The cheery sign-off stayed with Robin as she descended to the Tube. That flippancy belonged only to those who had never felt blind terror, or come up against brute strength and steel, who’d never heard pig-like breathing close to their ear, or seen defocused eyes through balaclava holes, or felt their own flesh split, yet barely registered pain, because death was so close you could smell its breath.

Robin glanced over her shoulder on the escalator, because the careless commuter behind her kept touching the backs of her upper thighs with his briefcase. Sometimes she found casual physical contact with men almost unbearable. Reaching the bottom of the escalator she moved off fast to remove herself from the commuter’s vicinity. At least Creed can’t get you, eh? As though being “got” was nothing more than a game of tag.

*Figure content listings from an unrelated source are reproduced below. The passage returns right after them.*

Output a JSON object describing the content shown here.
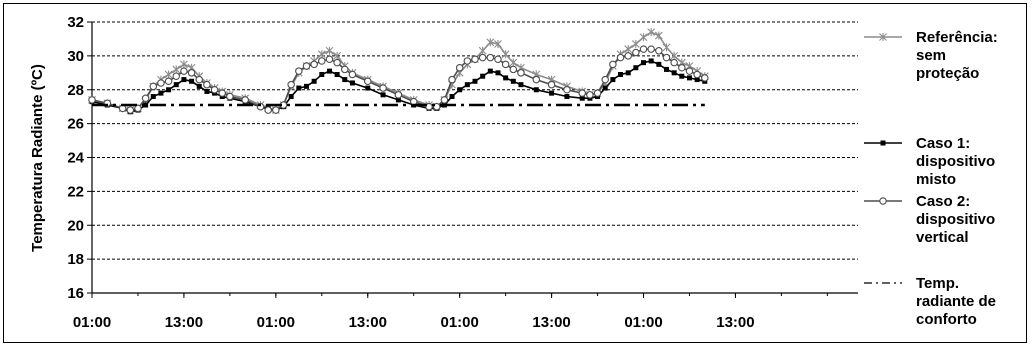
{
  "chart_data": {
    "type": "line",
    "ylabel": "Temperatura Radiante (ºC)",
    "xlabel": "",
    "ylim": [
      16,
      32
    ],
    "yticks": [
      16,
      18,
      20,
      22,
      24,
      26,
      28,
      30,
      32
    ],
    "xlim": [
      0,
      100
    ],
    "xticks": [
      {
        "x": 0,
        "label": "01:00"
      },
      {
        "x": 12,
        "label": "13:00"
      },
      {
        "x": 24,
        "label": "01:00"
      },
      {
        "x": 36,
        "label": "13:00"
      },
      {
        "x": 48,
        "label": "01:00"
      },
      {
        "x": 60,
        "label": "13:00"
      },
      {
        "x": 72,
        "label": "01:00"
      },
      {
        "x": 84,
        "label": "13:00"
      }
    ],
    "grid": true,
    "legend_position": "right",
    "series": [
      {
        "name": "Referência: sem proteção",
        "color": "#8c8c8c",
        "marker": "star",
        "points": [
          [
            0,
            27.4
          ],
          [
            2,
            27.2
          ],
          [
            4,
            26.9
          ],
          [
            5,
            26.8
          ],
          [
            6,
            26.9
          ],
          [
            7,
            27.4
          ],
          [
            8,
            28.2
          ],
          [
            9,
            28.6
          ],
          [
            10,
            28.9
          ],
          [
            11,
            29.2
          ],
          [
            12,
            29.5
          ],
          [
            13,
            29.3
          ],
          [
            14,
            28.8
          ],
          [
            15,
            28.4
          ],
          [
            16,
            28.1
          ],
          [
            17,
            27.9
          ],
          [
            18,
            27.7
          ],
          [
            20,
            27.5
          ],
          [
            22,
            27.1
          ],
          [
            23,
            26.9
          ],
          [
            24,
            26.8
          ],
          [
            25,
            27.1
          ],
          [
            26,
            28.2
          ],
          [
            27,
            29.0
          ],
          [
            28,
            29.4
          ],
          [
            29,
            29.7
          ],
          [
            30,
            30.1
          ],
          [
            31,
            30.3
          ],
          [
            32,
            30.0
          ],
          [
            33,
            29.4
          ],
          [
            34,
            29.0
          ],
          [
            36,
            28.6
          ],
          [
            38,
            28.2
          ],
          [
            40,
            27.8
          ],
          [
            42,
            27.4
          ],
          [
            44,
            27.1
          ],
          [
            45,
            27.0
          ],
          [
            46,
            27.4
          ],
          [
            47,
            28.3
          ],
          [
            48,
            29.0
          ],
          [
            49,
            29.5
          ],
          [
            50,
            29.8
          ],
          [
            51,
            30.3
          ],
          [
            52,
            30.8
          ],
          [
            53,
            30.7
          ],
          [
            54,
            30.1
          ],
          [
            55,
            29.6
          ],
          [
            56,
            29.3
          ],
          [
            58,
            28.9
          ],
          [
            60,
            28.6
          ],
          [
            62,
            28.2
          ],
          [
            64,
            27.9
          ],
          [
            65,
            27.7
          ],
          [
            66,
            27.8
          ],
          [
            67,
            28.4
          ],
          [
            68,
            29.4
          ],
          [
            69,
            30.1
          ],
          [
            70,
            30.4
          ],
          [
            71,
            30.7
          ],
          [
            72,
            31.1
          ],
          [
            73,
            31.4
          ],
          [
            74,
            31.2
          ],
          [
            75,
            30.5
          ],
          [
            76,
            30.0
          ],
          [
            77,
            29.6
          ],
          [
            78,
            29.4
          ],
          [
            79,
            29.1
          ],
          [
            80,
            28.8
          ]
        ]
      },
      {
        "name": "Caso 1: dispositivo misto",
        "color": "#000000",
        "marker": "square",
        "points": [
          [
            0,
            27.3
          ],
          [
            2,
            27.1
          ],
          [
            4,
            26.9
          ],
          [
            5,
            26.7
          ],
          [
            6,
            26.8
          ],
          [
            7,
            27.1
          ],
          [
            8,
            27.6
          ],
          [
            9,
            27.8
          ],
          [
            10,
            28.0
          ],
          [
            11,
            28.3
          ],
          [
            12,
            28.6
          ],
          [
            13,
            28.5
          ],
          [
            14,
            28.2
          ],
          [
            15,
            27.9
          ],
          [
            16,
            27.8
          ],
          [
            17,
            27.6
          ],
          [
            18,
            27.5
          ],
          [
            20,
            27.3
          ],
          [
            22,
            27.0
          ],
          [
            23,
            26.9
          ],
          [
            24,
            26.8
          ],
          [
            25,
            27.0
          ],
          [
            26,
            27.6
          ],
          [
            27,
            28.1
          ],
          [
            28,
            28.2
          ],
          [
            29,
            28.5
          ],
          [
            30,
            28.9
          ],
          [
            31,
            29.1
          ],
          [
            32,
            28.9
          ],
          [
            33,
            28.6
          ],
          [
            34,
            28.4
          ],
          [
            36,
            28.1
          ],
          [
            38,
            27.7
          ],
          [
            40,
            27.4
          ],
          [
            42,
            27.1
          ],
          [
            44,
            26.9
          ],
          [
            45,
            26.9
          ],
          [
            46,
            27.1
          ],
          [
            47,
            27.6
          ],
          [
            48,
            28.0
          ],
          [
            49,
            28.3
          ],
          [
            50,
            28.5
          ],
          [
            51,
            28.8
          ],
          [
            52,
            29.1
          ],
          [
            53,
            29.0
          ],
          [
            54,
            28.7
          ],
          [
            55,
            28.5
          ],
          [
            56,
            28.3
          ],
          [
            58,
            28.0
          ],
          [
            60,
            27.8
          ],
          [
            62,
            27.6
          ],
          [
            64,
            27.5
          ],
          [
            65,
            27.5
          ],
          [
            66,
            27.6
          ],
          [
            67,
            28.1
          ],
          [
            68,
            28.6
          ],
          [
            69,
            28.9
          ],
          [
            70,
            29.0
          ],
          [
            71,
            29.3
          ],
          [
            72,
            29.6
          ],
          [
            73,
            29.7
          ],
          [
            74,
            29.5
          ],
          [
            75,
            29.2
          ],
          [
            76,
            29.0
          ],
          [
            77,
            28.8
          ],
          [
            78,
            28.7
          ],
          [
            79,
            28.6
          ],
          [
            80,
            28.5
          ]
        ]
      },
      {
        "name": "Caso 2: dispositivo vertical",
        "color": "#4d4d4d",
        "marker": "circle",
        "points": [
          [
            0,
            27.4
          ],
          [
            2,
            27.2
          ],
          [
            4,
            26.9
          ],
          [
            5,
            26.8
          ],
          [
            6,
            26.9
          ],
          [
            7,
            27.5
          ],
          [
            8,
            28.2
          ],
          [
            9,
            28.4
          ],
          [
            10,
            28.5
          ],
          [
            11,
            28.8
          ],
          [
            12,
            29.1
          ],
          [
            13,
            29.0
          ],
          [
            14,
            28.6
          ],
          [
            15,
            28.3
          ],
          [
            16,
            28.0
          ],
          [
            17,
            27.8
          ],
          [
            18,
            27.6
          ],
          [
            20,
            27.4
          ],
          [
            22,
            27.0
          ],
          [
            23,
            26.8
          ],
          [
            24,
            26.8
          ],
          [
            25,
            27.1
          ],
          [
            26,
            28.3
          ],
          [
            27,
            29.1
          ],
          [
            28,
            29.4
          ],
          [
            29,
            29.5
          ],
          [
            30,
            29.7
          ],
          [
            31,
            29.8
          ],
          [
            32,
            29.6
          ],
          [
            33,
            29.2
          ],
          [
            34,
            28.9
          ],
          [
            36,
            28.5
          ],
          [
            38,
            28.1
          ],
          [
            40,
            27.7
          ],
          [
            42,
            27.3
          ],
          [
            44,
            27.0
          ],
          [
            45,
            27.0
          ],
          [
            46,
            27.4
          ],
          [
            47,
            28.6
          ],
          [
            48,
            29.3
          ],
          [
            49,
            29.7
          ],
          [
            50,
            29.8
          ],
          [
            51,
            29.9
          ],
          [
            52,
            29.9
          ],
          [
            53,
            29.8
          ],
          [
            54,
            29.5
          ],
          [
            55,
            29.2
          ],
          [
            56,
            29.0
          ],
          [
            58,
            28.6
          ],
          [
            60,
            28.3
          ],
          [
            62,
            28.0
          ],
          [
            64,
            27.8
          ],
          [
            65,
            27.7
          ],
          [
            66,
            27.8
          ],
          [
            67,
            28.6
          ],
          [
            68,
            29.5
          ],
          [
            69,
            29.9
          ],
          [
            70,
            30.0
          ],
          [
            71,
            30.2
          ],
          [
            72,
            30.4
          ],
          [
            73,
            30.4
          ],
          [
            74,
            30.3
          ],
          [
            75,
            29.9
          ],
          [
            76,
            29.6
          ],
          [
            77,
            29.3
          ],
          [
            78,
            29.1
          ],
          [
            79,
            28.9
          ],
          [
            80,
            28.7
          ]
        ]
      },
      {
        "name": "Temp. radiante de conforto",
        "color": "#000000",
        "marker": "none",
        "style": "dash-dot",
        "points": [
          [
            0,
            27.1
          ],
          [
            80,
            27.1
          ]
        ]
      }
    ]
  },
  "legend": {
    "items": [
      {
        "lines": [
          "Referência:",
          "sem",
          "proteção"
        ]
      },
      {
        "lines": [
          "Caso 1:",
          "dispositivo",
          "misto"
        ]
      },
      {
        "lines": [
          "Caso 2:",
          "dispositivo",
          "vertical"
        ]
      },
      {
        "lines": [
          "Temp.",
          "radiante de",
          "conforto"
        ]
      }
    ]
  }
}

Or was it being in the newspaper had somehow made Robin seem less human to the woman on the end of the phone? As Robin settled herself into a seat between two women on the Tube, her thoughts returned to Pat, and to the secretary’s surprise that Strike had nowhere to go when he was ill, and nobody to look after him. Was that at the root of her antipathy? An assumption that newsworthiness meant invulnerability?

When Robin let herself into the flat forty minutes later, carrying a bag of groceries and looking forward to an early night, she found the place empty except for Wolfgang, who greeted her exuberantly, then whined in a way that indicated a full bladder. With a sigh, Robin found his lead and took him downstairs for a quick walk around the block. After that, too tired to cook a proper meal, she scrambled herself some eggs and ate them with toast while watching the news on TV.